C'est vraiment très varié. Pour ce qui est de la psychiatrie, le plus fréquent, ce sont des troubles anxieux, des formes pathologiques d'anxiété, mais aussi des troubles dépressifs. Et il y a aussi un nombre moins élevé de troubles psychotiques, c'est-à-dire des maladies psychiatriques qui sont encore plus sévères. Et il y a également des addictions et des troubles du sommeil. Selon cette étude, une personne sur trois a des troubles au cours des six mois suivants et une personne sur huit a ces troubles sans avoir eu d'antécédents préalables au coronavirus. Donc ce sont des troubles nouveaux. On peut faire le lien, même s'il faut toujours se méfier du lien de cause à effet. Et il peut y avoir deux explications qui se rejoignent. Il y a l'explication biologique. On sait que le virus a un certain effet sur le cerveau. Donc des maladies neurologiques peuvent apparaître, mais aussi des troubles psychiatriques liées à l'inflammation et au système immunitaire qui se dérègle un petit peu dans le cerveau. Et puis il y a le contrecoup psychologique.
Après une maladie qui est parfois grave - on a peur de ses conséquences, parfois peur de mourir - le choc psychologique joue un rôle.
Antoine Pelissoloà franceinfo
Mais les deux aspects sont très liés l'un à l'autre, la biologie et la psychologie. Ce que l'on craint aussi, c'est qu'il y ait d'autres facteurs que la maladie elle-même. Il y a aussi la crise sociale et la crise économique qui ont déjà démarré, mais qui risquent de s'accentuer. Et on sait très bien que la santé mentale est très sensible à toutes les conditions de vie difficiles, notamment à la crise économique. On redoute beaucoup d'être encore plus sollicités, plus débordés qu'on ne l'est actuellement.

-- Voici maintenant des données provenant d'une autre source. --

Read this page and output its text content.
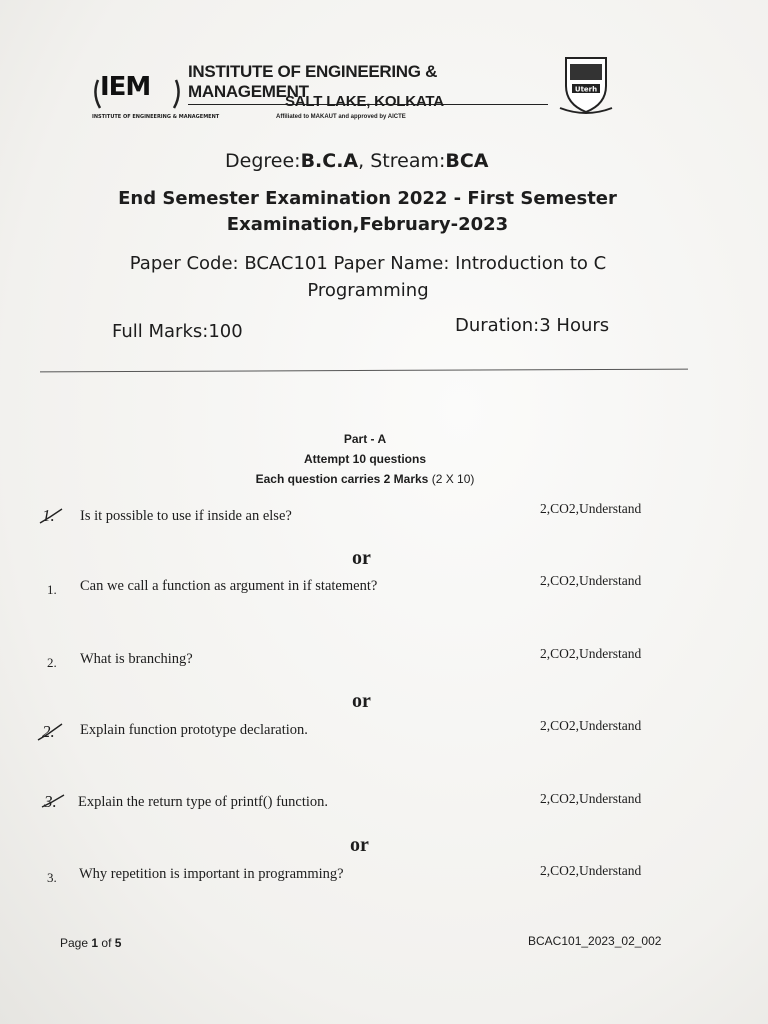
IEM
INSTITUTE OF ENGINEERING & MANAGEMENT
INSTITUTE OF ENGINEERING & MANAGEMENT
SALT LAKE, KOLKATA
Affiliated to MAKAUT and approved by AICTE
Uterh
Degree:B.C.A, Stream:BCA
End Semester Examination 2022 - First Semester Examination,February-2023
Paper Code: BCAC101 Paper Name: Introduction to C Programming
Full Marks:100	Duration:3 Hours
Part - A
Attempt 10 questions
Each question carries 2 Marks (2 X 10)
1. Is it possible to use if inside an else?	2,CO2,Understand
or
1. Can we call a function as argument in if statement?	2,CO2,Understand
2. What is branching?	2,CO2,Understand
or
2. Explain function prototype declaration.	2,CO2,Understand
3. Explain the return type of printf() function.	2,CO2,Understand
or
3. Why repetition is important in programming?	2,CO2,Understand
Page 1 of 5	BCAC101_2023_02_002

Qu'est-ce qui doit alerter les patients ?
Même quand c'est sévère, beaucoup de personnes ne l'identifient pas vraiment. Quand on est un peu perdu, on a du mal à dire qu'on ne va pas bien. Et on a du mal à avouer et à consulter, parce que malheureusement, les soins psychiques sont encore un tout petit peu difficiles d'accès et un peu stigmatisants. Dès qu'on sent qu'on n'est pas comme d'habitude - qu'on a trop d'angoisses qui surviennent tous les jours, qui sont un petit peu envahissantes, qu'on a perdu le goût des choses, l'intérêt et la motivation ou qu'on a tendance à se désespérer tout le temps - il faut s'alerter et ne pas trop tarder. On a des choses à proposer lors de consultations pour aller mieux. Donc, on a tout à gagner au moins à en parler à son médecin. Sinon, il y a des risques que cela se pérennise avec des complications, des problèmes d'addiction qui peuvent survenir, la désinsertion sociale qui peut s'accentuer.
Faut-il plus faire attention aux enfants, aux adolescents ?
Oui. C'est ceux qu'on voit le plus aujourd'hui. Beaucoup d'adultes prennent sur eux et arrivent à tenir. Mais les enfants, il y en a beaucoup qui craquent. On a augmenté le nombre de consultations aux urgences. Donc, il faut être vigilant puisque, là aussi, il y a des choses à faire. Il faut parler. C'est beaucoup par des échanges qu'on peut repérer ceux qui vont moins bien et ne pas hésiter à leur dire que c'est normal, dans la période actuelle, de se poser des questions et d'avoir besoin d'être aidé. Cela n'a rien de honteux. Je crois que cela reste une démarche à promouvoir au maximum.